Witty, erudite, stylish and all business she is a master at deftly handling the media under the most arduous circumstances.

But it’s becoming increasingly clear that Rice is all style and no substance. This is not to suggest a lack of talent or skill. She possesses the chops to do the job, but she is constrained by the US policy and her almost slavish loyalty to President George Bush.

Her legacy inevitably will be as the most ineffective secretary of state in modern history.

At the heart of the matter is her strident view of refusing to talk to Syria or Iran, tacitly encouraging Fatah to battle Hamas in the hopes that Hamas will be defeated, and standing idly by, if not endorsing, the disastrous Israeli war against Hezbollah.

She has failed to broker peace between Fatah and Hamas, offered no solutions to deal with the crumbling Lebanese government and has been virtually silent on the disaster in Iraq.

In fact, Rice has capitulated her role as a diplomat and peacemaker by asking leaders of the Gulf countries, including Saudi Arabia, to step in and help mediate peace and minimize sectarian strife in the region.

This is not wholly an Arab view. Even fellow Republicans and former diplomats have begun criticizing Rice’s performance.

Former Secretary of State James A. Baker III is mystified with Rice’s refusal to engage in dialogue with Syria. He recently told the Senate Foreign Relations Committee, “We practiced diplomacy full time, and it paid off.”

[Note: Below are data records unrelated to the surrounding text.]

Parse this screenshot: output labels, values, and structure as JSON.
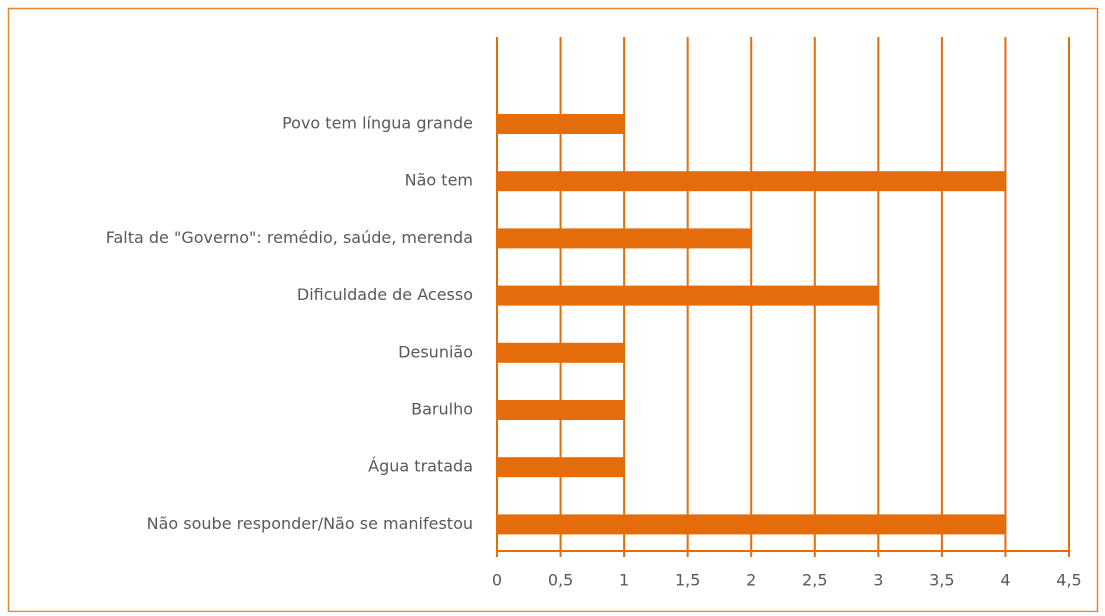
{
  "chart_data": {
    "type": "bar",
    "orientation": "horizontal",
    "categories": [
      "Povo tem língua grande",
      "Não tem",
      "Falta de \"Governo\": remédio, saúde, merenda",
      "Dificuldade de Acesso",
      "Desunião",
      "Barulho",
      "Água tratada",
      "Não soube responder/Não se manifestou"
    ],
    "values": [
      1,
      4,
      2,
      3,
      1,
      1,
      1,
      4
    ],
    "color": "#e46c0a",
    "xlim": [
      0,
      4.5
    ],
    "xticks": [
      0,
      {
        "value": 0.5,
        "label": "0,5"
      },
      1,
      {
        "value": 1.5,
        "label": "1,5"
      },
      2,
      {
        "value": 2.5,
        "label": "2,5"
      },
      3,
      {
        "value": 3.5,
        "label": "3,5"
      },
      4,
      {
        "value": 4.5,
        "label": "4,5"
      }
    ],
    "grid": true
  }
}
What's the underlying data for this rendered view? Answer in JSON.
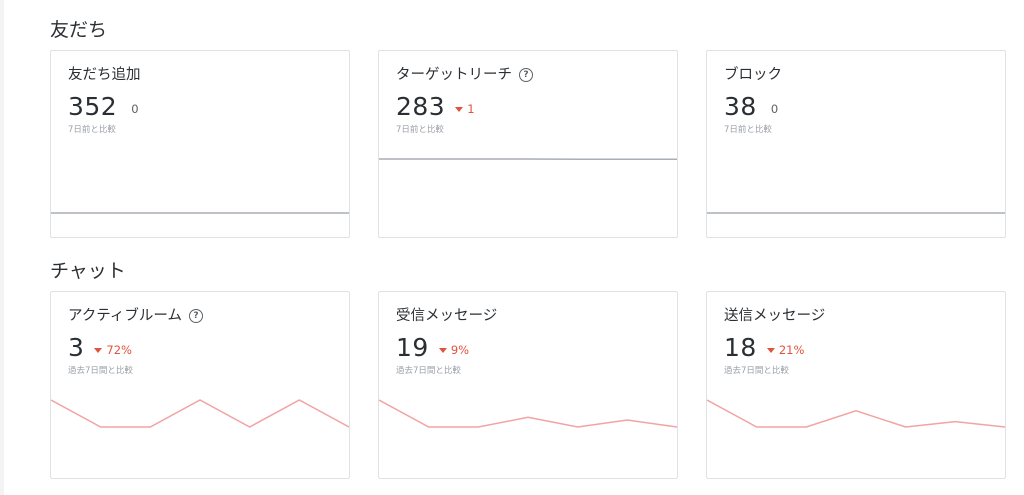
{
  "sections": [
    {
      "title": "友だち",
      "cards": [
        {
          "title": "友だち追加",
          "help": false,
          "value": "352",
          "delta": "0",
          "trend": "neutral",
          "caption": "7日前と比較",
          "series": [
            0,
            0,
            0,
            0,
            0,
            0,
            0
          ],
          "series_max": 1
        },
        {
          "title": "ターゲットリーチ",
          "help": true,
          "value": "283",
          "delta": "1",
          "trend": "down",
          "caption": "7日前と比較",
          "series": [
            284,
            284,
            284,
            284,
            283,
            283,
            283
          ],
          "series_max": 284
        },
        {
          "title": "ブロック",
          "help": false,
          "value": "38",
          "delta": "0",
          "trend": "neutral",
          "caption": "7日前と比較",
          "series": [
            0,
            0,
            0,
            0,
            0,
            0,
            0
          ],
          "series_max": 1
        }
      ]
    },
    {
      "title": "チャット",
      "cards": [
        {
          "title": "アクティブルーム",
          "help": true,
          "value": "3",
          "delta": "72%",
          "trend": "down",
          "caption": "過去7日間と比較",
          "series": [
            2,
            1,
            1,
            2,
            1,
            2,
            1
          ],
          "series_max": 2
        },
        {
          "title": "受信メッセージ",
          "help": false,
          "value": "19",
          "delta": "9%",
          "trend": "down",
          "caption": "過去7日間と比較",
          "series": [
            2,
            1,
            1,
            1.36,
            1,
            1.26,
            1
          ],
          "series_max": 2
        },
        {
          "title": "送信メッセージ",
          "help": false,
          "value": "18",
          "delta": "21%",
          "trend": "down",
          "caption": "過去7日間と比較",
          "series": [
            2,
            1,
            1,
            1.6,
            1,
            1.2,
            1
          ],
          "series_max": 2
        }
      ]
    }
  ],
  "icons": {
    "help": "help-circle-icon",
    "down": "caret-down-icon"
  },
  "colors": {
    "gray_line": "#a8aeb6",
    "red_line": "#f2a3a3",
    "down": "#e0533c"
  }
}
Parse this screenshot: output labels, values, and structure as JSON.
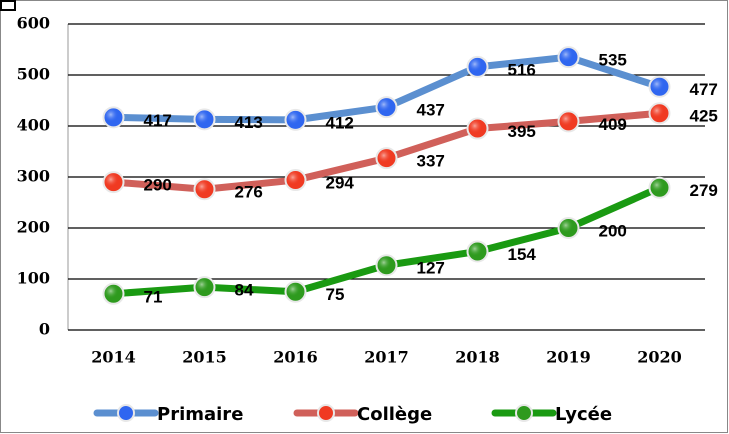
{
  "chart_data": {
    "type": "line",
    "categories": [
      "2014",
      "2015",
      "2016",
      "2017",
      "2018",
      "2019",
      "2020"
    ],
    "series": [
      {
        "name": "Primaire",
        "color": "#5b8fd0",
        "marker_color": "#2f66f0",
        "values": [
          417,
          413,
          412,
          437,
          516,
          535,
          477
        ]
      },
      {
        "name": "Collège",
        "color": "#d0605a",
        "marker_color": "#f03a22",
        "values": [
          290,
          276,
          294,
          337,
          395,
          409,
          425
        ]
      },
      {
        "name": "Lycée",
        "color": "#1a9a12",
        "marker_color": "#2e9a1e",
        "values": [
          71,
          84,
          75,
          127,
          154,
          200,
          279
        ]
      }
    ],
    "ylim": [
      0,
      600
    ],
    "yticks": [
      0,
      100,
      200,
      300,
      400,
      500,
      600
    ],
    "grid": true,
    "legend": "bottom"
  }
}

She has avoided the harsh criticism leveled at former Secretary of Defense Donald Rumsfeld. But now that he has been put out to pasture, her role in Iraq has come to front and center. It’s as if Americans expected more from Rice than from the martinet Rumsfeld.

It may be Bush’s overall foreign policy that will set the stage for a potential regional war in the Middle East, but she is the face of that foreign policy. For all his failures as secretary of state under Bush, at least we know that Colin Powell voiced dissent of the administration’s policy by advocating diplomacy over a military solution. Rice, however, is nothing more than a yes-woman to Bush and Vice President Dick Cheney.

Rice is a good girl. She does what’s she’s told. But in the end she is no friend to the Arab world.